Let’s look at a plot to visualize the model fitting
plot(c(1994,1995),c(1000,3000),type="n",xlab="Year of 1994",ylab="Fortified Wine Sales (Thousands of Liters)",bty="l",xaxt="n",yaxt="n", cex.lab = 0.8)
lines(fortWine.valid,bty="l")
lines(fortWine.nnetar.pred$mean,col="blue",lwd=2)
lines(fortWine.forecast$mean,col="red",lty=2)
lines(0,3000)
axis(1, at=seq(1994,1995,1/11), labels=c("Jan","Feb","Mar","Apr","May","Jun","Jul", "Aug","Sep","Oct","Nov","Dec"), cex.axis = 0.7)
axis(2,at=seq(1000,3000,250),labels=format(seq(1000,3000,250)),las=2, cex.axis = 0.7)
legend(1994.25,1750,c("Fortifed Wine Sales","Neural Network","Holt-Winter's"),lty=c(1,1,2),col=c("black","blue","red"),lwd=c(1,2,1),bty="n", cex = 0.7)

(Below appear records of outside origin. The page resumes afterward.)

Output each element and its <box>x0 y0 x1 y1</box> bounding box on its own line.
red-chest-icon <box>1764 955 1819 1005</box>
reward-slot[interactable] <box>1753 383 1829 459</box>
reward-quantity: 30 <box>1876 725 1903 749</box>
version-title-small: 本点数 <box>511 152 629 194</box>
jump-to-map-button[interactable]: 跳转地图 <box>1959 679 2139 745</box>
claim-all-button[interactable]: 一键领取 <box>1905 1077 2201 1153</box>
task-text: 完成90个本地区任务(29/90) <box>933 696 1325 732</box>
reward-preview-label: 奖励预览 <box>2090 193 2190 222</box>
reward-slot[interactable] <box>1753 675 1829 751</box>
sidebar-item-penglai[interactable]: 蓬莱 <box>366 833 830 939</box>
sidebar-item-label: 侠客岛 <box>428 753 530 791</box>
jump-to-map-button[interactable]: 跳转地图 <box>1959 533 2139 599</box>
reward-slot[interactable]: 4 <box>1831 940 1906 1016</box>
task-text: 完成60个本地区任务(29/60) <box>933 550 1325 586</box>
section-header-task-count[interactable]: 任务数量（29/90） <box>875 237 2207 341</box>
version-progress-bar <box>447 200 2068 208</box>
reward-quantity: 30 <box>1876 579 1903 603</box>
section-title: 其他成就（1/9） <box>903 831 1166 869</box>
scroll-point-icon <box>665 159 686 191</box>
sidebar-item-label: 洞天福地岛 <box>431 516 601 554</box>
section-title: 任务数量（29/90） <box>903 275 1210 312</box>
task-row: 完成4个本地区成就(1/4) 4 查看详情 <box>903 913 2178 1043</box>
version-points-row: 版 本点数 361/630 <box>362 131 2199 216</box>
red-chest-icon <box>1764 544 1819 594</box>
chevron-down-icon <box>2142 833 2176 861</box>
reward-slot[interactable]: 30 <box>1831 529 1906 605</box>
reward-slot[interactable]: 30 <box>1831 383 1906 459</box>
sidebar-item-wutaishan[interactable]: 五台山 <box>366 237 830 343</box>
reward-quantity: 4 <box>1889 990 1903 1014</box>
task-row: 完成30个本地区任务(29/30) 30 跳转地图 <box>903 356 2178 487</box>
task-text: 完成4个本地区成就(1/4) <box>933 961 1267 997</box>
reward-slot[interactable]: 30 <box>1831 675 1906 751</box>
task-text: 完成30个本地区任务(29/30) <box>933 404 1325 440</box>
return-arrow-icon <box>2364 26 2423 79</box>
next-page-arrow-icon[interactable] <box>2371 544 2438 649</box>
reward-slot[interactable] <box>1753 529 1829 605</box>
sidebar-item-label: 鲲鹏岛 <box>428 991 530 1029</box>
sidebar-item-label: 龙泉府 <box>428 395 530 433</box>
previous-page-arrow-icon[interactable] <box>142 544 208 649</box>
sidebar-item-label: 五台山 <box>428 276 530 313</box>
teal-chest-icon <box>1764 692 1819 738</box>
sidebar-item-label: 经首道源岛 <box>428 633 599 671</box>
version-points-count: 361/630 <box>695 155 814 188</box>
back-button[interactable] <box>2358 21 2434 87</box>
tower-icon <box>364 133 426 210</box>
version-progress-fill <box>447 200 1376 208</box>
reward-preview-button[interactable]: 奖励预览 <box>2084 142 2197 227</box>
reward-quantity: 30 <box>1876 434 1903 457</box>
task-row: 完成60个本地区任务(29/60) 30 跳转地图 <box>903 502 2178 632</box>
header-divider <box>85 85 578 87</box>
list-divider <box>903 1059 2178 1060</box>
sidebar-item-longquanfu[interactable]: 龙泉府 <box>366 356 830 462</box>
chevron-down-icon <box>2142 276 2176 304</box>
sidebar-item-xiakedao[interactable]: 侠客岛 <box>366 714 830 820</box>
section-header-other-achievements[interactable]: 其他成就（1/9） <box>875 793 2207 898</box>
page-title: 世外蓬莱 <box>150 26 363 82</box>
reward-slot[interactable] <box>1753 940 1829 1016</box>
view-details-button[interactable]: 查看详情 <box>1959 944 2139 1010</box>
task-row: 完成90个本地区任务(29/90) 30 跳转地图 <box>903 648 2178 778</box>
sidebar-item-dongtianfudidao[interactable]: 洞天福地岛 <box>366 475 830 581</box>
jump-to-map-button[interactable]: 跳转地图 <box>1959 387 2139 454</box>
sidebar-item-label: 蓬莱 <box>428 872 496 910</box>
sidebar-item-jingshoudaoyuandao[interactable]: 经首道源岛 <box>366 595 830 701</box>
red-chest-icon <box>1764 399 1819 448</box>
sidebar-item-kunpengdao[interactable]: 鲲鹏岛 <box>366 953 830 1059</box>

Since the MAPE from both models are similar I expceted to see the two models move together. However, as stated previously the NN performs better on the training set than the validation set. The Holt-Winter’s model performs better for the validation set. The differences between the RMSE and MAPE for the two models is larger using the NN. This might mean the NN is overfitting the training set.